Rebaixar a política nunca é uma boa ideia para o futuro. Quem acha que controla
crentes, com suas espirais de amor e de ódio, não aprendeu com a história nem
entende o demasiado humano das massas que gritam.
Há uma enorme descrença nos políticos e nos partidos tradicionais, este
já é um lugar comum. Mas é importante perceber que a esta descrença se
contrapõe não mais razão, mas uma vontade feroz de crença. Quando os dias, as
vozes e as imagens soam falsas, e a isso ainda se soma um cotidiano corroído,
há que se agarrar em algo. Quando se elege um culpado, um que simboliza todo o
mal, também
se elege um salvador, um que simboliza todo o bem. A adesão pela fé manifeste-se ela pelo
ódio ou pelo amor, elimina complexidade e nuances, reduz tudo a uma luta do bem
contra o mal. E isso, que me parece ser o que o Brasil vive hoje, pode ser
perigoso. Não só para uma ditadura, como é o medo de alguns, mas para que se
instale uma democracia de fachada, como já vivemos em alguns aspectos.
Uma democracia demanda cidadãos
autônomos, adultos emancipados, capazes de se responsabilizar pelas suas
escolhas e se mover pela razão. O que se vê hoje é uma vontade de destruição
que atravessa a sociedade e assinala mesmo pequenos atos do cotidiano. O
linchamento, que marca a história do país e a perpassa, é um ato de fé. Não
passa pela lei nem pela razão. Ao contrário, elimina-as, ao substituí-las pelo
ódio. É o ódio que justifica a destruição daquele que naquele momento encarna o
mal. Isso está sendo exercido no Brasil atual não apenas na guerra das redes
sociais, mas de formas bem mais sofisticadas. Isso tem sido estimulado. Quem
acha que controla linchadores, não sabe nada.

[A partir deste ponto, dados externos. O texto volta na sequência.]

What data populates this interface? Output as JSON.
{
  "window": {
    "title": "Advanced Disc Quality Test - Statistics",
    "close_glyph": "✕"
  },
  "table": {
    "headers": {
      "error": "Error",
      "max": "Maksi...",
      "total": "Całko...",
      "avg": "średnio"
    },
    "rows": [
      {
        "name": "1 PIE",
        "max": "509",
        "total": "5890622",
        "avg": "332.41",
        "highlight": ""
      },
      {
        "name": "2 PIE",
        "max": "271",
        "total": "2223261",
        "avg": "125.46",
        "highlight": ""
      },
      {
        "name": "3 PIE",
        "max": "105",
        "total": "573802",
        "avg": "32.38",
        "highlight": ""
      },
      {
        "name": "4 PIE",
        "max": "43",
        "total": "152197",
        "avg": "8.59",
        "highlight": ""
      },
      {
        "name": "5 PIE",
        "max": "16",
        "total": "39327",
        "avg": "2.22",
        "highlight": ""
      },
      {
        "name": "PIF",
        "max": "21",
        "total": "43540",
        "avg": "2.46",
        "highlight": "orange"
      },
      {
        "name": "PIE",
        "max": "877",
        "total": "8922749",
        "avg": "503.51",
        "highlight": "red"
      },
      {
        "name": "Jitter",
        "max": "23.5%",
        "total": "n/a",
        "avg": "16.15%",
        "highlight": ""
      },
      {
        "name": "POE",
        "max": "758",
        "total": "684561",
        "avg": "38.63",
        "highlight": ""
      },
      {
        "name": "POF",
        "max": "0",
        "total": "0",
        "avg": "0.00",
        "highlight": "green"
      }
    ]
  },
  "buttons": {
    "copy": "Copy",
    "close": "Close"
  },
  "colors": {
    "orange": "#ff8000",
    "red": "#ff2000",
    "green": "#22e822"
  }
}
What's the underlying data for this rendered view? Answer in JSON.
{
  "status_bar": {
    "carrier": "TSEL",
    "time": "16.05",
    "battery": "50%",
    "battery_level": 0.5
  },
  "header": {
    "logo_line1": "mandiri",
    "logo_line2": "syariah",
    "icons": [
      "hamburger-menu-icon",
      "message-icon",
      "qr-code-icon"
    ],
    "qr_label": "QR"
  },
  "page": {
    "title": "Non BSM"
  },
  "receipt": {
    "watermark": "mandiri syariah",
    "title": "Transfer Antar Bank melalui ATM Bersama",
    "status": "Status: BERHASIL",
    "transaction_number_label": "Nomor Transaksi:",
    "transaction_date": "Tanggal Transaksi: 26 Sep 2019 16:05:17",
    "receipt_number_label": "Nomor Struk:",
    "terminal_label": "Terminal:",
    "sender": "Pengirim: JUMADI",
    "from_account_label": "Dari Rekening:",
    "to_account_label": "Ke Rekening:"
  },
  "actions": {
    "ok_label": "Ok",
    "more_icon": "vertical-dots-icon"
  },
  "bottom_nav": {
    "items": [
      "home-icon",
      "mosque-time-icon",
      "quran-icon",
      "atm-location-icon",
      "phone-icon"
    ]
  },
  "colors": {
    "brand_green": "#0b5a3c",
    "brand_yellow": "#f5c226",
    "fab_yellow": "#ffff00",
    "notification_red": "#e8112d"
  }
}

Talvez o mais importante, neste
momento tão delicado, seja resistir. Resistir a aderir pela fé ao que pertence
ao mundo da política. Fincar-se na razão, no pensamento, no conhecimento que se
revela pelo exercício persistente da dúvida. É mais difícil, é mais lento, é
menos certo e sem garantias. Mas é o que pode permitir a construção de um
projeto para o Brasil que não seja o da destruição. Quem sofre primeiro e sofre
mais com a dissolução em curso são os mais pobres e os mais frágeis. É preciso
resistir também como um imperativo ético.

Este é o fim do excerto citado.